Bob Davies

Personal information
- Date of birth: 1876
- Place of birth: Bolton, Lancashire, England
- Position: Left back

Youth career
- Tonge Lower End
- Haugh Albion
- Bolton Lads Club

Senior career*
- Years: Team / Apps / (Gls)
- 189?–1895: Halliwell Rovers / ?? / (??)
- 1895–1899: Bolton Wanderers / 29 / (0)
- 1899–1900: Bedminster / 30 / (5)
- 1900–1903: Bristol City / 77 / (2)

= Robert Davies (footballer, born 1876) =

English footballer

Robert H. Davies (born 1876) was an English footballer who played as a left back. He made 65 Football League appearances and 60 Southern League appearances in the years before the First World War.

==Career==
Bob Davies played locally for Tonge Lower End, Haugh Albion and Halliwell Rovers.
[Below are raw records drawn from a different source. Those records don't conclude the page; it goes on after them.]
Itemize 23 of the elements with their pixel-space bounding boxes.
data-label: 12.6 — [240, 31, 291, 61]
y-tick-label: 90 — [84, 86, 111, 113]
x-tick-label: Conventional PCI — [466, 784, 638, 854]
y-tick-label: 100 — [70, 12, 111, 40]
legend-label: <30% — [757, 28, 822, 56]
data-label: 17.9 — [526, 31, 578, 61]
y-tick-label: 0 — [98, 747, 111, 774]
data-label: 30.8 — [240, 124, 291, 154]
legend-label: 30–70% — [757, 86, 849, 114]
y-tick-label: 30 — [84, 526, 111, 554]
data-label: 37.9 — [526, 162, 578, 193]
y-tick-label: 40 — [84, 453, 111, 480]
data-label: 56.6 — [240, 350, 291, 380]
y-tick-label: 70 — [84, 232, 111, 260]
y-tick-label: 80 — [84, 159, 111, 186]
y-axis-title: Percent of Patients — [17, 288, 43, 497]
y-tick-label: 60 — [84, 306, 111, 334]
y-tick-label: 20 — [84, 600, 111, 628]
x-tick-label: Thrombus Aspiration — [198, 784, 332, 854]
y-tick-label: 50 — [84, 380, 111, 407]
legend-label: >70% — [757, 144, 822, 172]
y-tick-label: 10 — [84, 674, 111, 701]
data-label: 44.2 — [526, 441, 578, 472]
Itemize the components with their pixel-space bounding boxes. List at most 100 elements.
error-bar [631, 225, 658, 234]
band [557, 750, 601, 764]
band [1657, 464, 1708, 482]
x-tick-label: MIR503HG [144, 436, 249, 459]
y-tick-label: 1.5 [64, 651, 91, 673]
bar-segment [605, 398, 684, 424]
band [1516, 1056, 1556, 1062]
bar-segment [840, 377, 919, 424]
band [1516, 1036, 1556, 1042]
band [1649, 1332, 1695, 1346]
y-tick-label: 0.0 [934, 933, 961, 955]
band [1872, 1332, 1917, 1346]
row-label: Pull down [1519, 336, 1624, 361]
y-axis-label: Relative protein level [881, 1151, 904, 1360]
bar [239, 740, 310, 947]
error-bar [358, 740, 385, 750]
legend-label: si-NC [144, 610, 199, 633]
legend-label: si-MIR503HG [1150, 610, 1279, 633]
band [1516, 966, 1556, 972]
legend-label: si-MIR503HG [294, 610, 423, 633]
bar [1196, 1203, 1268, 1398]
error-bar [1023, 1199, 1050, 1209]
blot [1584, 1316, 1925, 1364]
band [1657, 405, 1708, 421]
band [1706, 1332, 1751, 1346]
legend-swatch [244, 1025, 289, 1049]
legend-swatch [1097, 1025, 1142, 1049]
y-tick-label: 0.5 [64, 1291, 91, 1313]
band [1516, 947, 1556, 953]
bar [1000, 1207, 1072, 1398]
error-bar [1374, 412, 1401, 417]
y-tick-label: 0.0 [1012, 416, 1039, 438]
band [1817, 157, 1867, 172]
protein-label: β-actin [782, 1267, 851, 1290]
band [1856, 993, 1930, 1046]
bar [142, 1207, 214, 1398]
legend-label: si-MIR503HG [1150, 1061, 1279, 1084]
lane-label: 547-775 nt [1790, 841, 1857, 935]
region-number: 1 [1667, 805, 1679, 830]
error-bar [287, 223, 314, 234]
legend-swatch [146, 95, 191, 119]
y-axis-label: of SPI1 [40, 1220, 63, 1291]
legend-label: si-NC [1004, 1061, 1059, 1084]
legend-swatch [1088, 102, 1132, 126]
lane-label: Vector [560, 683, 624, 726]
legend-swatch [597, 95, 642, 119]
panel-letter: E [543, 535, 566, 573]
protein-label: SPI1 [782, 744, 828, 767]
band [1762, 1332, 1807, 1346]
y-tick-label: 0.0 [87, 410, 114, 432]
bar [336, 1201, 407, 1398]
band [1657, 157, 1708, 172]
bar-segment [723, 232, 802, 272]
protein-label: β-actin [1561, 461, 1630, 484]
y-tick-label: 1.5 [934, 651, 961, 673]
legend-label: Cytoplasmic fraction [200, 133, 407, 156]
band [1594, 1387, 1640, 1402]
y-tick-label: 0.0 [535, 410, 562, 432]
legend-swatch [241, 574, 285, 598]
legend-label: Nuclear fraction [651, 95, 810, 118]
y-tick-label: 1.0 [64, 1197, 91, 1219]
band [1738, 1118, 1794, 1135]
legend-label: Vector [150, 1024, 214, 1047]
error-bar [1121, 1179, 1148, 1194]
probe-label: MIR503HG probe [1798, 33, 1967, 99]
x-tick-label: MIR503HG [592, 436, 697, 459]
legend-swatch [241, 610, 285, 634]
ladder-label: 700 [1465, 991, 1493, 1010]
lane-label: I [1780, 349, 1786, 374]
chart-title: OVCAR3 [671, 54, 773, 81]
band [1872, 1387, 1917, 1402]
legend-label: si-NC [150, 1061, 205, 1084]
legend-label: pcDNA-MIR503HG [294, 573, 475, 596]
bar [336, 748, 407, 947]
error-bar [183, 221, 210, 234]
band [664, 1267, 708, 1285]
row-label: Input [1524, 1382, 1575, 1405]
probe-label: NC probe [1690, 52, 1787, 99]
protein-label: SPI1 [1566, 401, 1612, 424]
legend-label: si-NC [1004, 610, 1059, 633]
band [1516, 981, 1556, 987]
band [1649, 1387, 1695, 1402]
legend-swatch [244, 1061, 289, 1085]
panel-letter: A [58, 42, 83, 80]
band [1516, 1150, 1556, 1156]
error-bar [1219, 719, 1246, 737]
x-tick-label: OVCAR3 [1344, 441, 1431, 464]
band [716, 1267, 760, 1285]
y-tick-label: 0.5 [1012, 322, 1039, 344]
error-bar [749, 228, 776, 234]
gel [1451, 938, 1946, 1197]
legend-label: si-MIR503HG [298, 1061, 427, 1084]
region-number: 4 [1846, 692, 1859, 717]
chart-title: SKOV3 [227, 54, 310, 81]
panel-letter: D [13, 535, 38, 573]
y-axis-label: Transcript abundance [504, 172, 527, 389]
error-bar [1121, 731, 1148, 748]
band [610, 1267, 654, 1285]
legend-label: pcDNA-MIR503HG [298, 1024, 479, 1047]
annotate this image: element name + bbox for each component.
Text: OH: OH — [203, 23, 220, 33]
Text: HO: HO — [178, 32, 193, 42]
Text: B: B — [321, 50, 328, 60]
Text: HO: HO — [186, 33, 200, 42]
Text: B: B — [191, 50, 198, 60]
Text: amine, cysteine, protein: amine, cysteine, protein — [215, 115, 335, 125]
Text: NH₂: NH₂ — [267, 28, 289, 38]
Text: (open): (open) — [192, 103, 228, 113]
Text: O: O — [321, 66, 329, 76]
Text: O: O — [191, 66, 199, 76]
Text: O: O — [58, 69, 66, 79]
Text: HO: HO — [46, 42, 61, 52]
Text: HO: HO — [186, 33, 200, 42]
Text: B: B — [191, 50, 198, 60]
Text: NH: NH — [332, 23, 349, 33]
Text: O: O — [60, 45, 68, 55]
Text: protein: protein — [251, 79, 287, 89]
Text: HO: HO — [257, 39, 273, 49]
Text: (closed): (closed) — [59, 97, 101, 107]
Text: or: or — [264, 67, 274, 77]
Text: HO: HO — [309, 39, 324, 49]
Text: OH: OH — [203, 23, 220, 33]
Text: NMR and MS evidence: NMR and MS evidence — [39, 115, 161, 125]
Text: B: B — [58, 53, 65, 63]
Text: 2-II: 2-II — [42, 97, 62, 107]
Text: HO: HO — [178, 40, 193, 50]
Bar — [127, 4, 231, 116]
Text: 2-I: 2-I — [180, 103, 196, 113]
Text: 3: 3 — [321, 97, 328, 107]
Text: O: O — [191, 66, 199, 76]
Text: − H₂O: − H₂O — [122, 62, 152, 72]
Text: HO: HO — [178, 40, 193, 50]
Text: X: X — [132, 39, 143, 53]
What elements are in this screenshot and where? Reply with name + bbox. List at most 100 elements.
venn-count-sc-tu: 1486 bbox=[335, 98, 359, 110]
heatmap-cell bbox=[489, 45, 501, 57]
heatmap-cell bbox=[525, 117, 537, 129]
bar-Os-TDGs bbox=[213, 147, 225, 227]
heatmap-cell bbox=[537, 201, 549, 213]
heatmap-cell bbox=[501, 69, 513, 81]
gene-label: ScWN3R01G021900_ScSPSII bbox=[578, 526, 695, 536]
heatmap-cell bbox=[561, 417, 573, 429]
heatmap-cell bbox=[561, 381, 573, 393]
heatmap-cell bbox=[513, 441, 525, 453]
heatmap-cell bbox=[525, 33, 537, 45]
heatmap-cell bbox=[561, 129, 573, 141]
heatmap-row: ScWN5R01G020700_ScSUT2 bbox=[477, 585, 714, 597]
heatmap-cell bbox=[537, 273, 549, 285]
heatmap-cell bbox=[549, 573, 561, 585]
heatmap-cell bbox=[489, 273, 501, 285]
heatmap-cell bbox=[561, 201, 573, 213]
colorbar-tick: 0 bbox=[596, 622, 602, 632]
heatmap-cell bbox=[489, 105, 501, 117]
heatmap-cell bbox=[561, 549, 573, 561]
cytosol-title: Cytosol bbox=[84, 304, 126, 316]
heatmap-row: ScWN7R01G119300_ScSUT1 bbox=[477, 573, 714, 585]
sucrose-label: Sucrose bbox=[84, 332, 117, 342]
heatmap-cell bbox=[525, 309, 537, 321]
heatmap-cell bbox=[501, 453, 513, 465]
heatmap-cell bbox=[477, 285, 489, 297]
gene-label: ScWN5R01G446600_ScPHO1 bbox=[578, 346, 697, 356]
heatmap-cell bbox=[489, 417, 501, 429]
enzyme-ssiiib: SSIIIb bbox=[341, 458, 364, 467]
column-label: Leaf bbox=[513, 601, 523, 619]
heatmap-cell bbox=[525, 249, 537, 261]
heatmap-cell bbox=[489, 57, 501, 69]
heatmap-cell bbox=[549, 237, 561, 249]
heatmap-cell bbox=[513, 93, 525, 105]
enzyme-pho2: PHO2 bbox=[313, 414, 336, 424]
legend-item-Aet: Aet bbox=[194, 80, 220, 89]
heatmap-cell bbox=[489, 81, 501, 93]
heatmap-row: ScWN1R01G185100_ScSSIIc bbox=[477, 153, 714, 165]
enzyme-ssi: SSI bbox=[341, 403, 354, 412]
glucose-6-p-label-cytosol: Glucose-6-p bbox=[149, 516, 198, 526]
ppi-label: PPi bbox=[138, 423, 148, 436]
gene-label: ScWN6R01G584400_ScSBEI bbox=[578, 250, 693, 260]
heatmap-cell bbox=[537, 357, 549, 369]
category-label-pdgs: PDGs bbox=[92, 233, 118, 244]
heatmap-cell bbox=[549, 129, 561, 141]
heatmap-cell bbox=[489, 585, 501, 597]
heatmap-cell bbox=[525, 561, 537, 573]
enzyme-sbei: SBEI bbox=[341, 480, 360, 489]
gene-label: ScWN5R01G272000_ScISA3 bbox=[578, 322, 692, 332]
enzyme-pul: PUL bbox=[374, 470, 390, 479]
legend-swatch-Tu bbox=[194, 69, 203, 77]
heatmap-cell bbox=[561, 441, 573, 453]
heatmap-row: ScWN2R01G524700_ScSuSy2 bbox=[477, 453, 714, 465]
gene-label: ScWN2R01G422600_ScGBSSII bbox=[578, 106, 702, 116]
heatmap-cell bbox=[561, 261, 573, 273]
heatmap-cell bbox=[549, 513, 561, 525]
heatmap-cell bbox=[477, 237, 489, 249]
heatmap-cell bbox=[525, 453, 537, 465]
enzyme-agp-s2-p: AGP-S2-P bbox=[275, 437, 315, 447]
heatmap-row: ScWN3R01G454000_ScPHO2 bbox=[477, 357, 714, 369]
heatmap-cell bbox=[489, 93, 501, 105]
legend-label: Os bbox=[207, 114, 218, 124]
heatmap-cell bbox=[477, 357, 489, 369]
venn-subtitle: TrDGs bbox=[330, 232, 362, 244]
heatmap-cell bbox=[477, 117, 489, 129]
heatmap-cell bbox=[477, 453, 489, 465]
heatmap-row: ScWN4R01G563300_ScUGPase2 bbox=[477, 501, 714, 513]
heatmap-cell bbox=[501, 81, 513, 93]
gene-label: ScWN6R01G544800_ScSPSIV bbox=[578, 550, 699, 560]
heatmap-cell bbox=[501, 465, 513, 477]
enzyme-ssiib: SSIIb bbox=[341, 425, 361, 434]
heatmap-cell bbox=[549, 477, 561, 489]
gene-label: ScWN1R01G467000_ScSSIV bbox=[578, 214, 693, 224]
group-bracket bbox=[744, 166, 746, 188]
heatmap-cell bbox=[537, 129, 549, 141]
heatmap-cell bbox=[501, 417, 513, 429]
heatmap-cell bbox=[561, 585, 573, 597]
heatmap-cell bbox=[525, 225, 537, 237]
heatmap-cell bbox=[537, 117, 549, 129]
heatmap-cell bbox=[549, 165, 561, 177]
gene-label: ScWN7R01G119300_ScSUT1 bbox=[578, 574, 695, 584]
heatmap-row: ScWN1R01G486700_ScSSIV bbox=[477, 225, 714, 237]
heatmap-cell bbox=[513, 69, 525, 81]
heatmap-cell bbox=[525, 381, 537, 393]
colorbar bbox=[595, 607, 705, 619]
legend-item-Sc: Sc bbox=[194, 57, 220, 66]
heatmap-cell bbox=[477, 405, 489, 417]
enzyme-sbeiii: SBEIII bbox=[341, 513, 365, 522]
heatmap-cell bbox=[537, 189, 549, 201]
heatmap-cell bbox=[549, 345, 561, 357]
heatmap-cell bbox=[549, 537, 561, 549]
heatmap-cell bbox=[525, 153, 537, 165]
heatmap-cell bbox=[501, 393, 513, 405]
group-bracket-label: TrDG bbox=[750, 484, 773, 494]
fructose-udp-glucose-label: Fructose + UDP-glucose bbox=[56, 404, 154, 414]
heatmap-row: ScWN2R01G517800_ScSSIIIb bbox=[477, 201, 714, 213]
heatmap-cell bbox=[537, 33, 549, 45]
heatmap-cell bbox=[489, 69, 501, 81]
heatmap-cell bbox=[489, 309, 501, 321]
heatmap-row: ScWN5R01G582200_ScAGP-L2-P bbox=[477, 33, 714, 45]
Davies joined Bolton Wanderers in July 1895 from Halliwell Rovers to play for four seasons in Division One but only in the final season as a regular for Bolton Wanderers. Davies moved south to play with Bedminster in the Southern League. When Bedminster merged with Bristol City in the summer of 1900, Davies stayed with the merged club. Davies played one season in the Southern League with Bristol City and then the following two seasons in Division Two as City were elected to the Football League.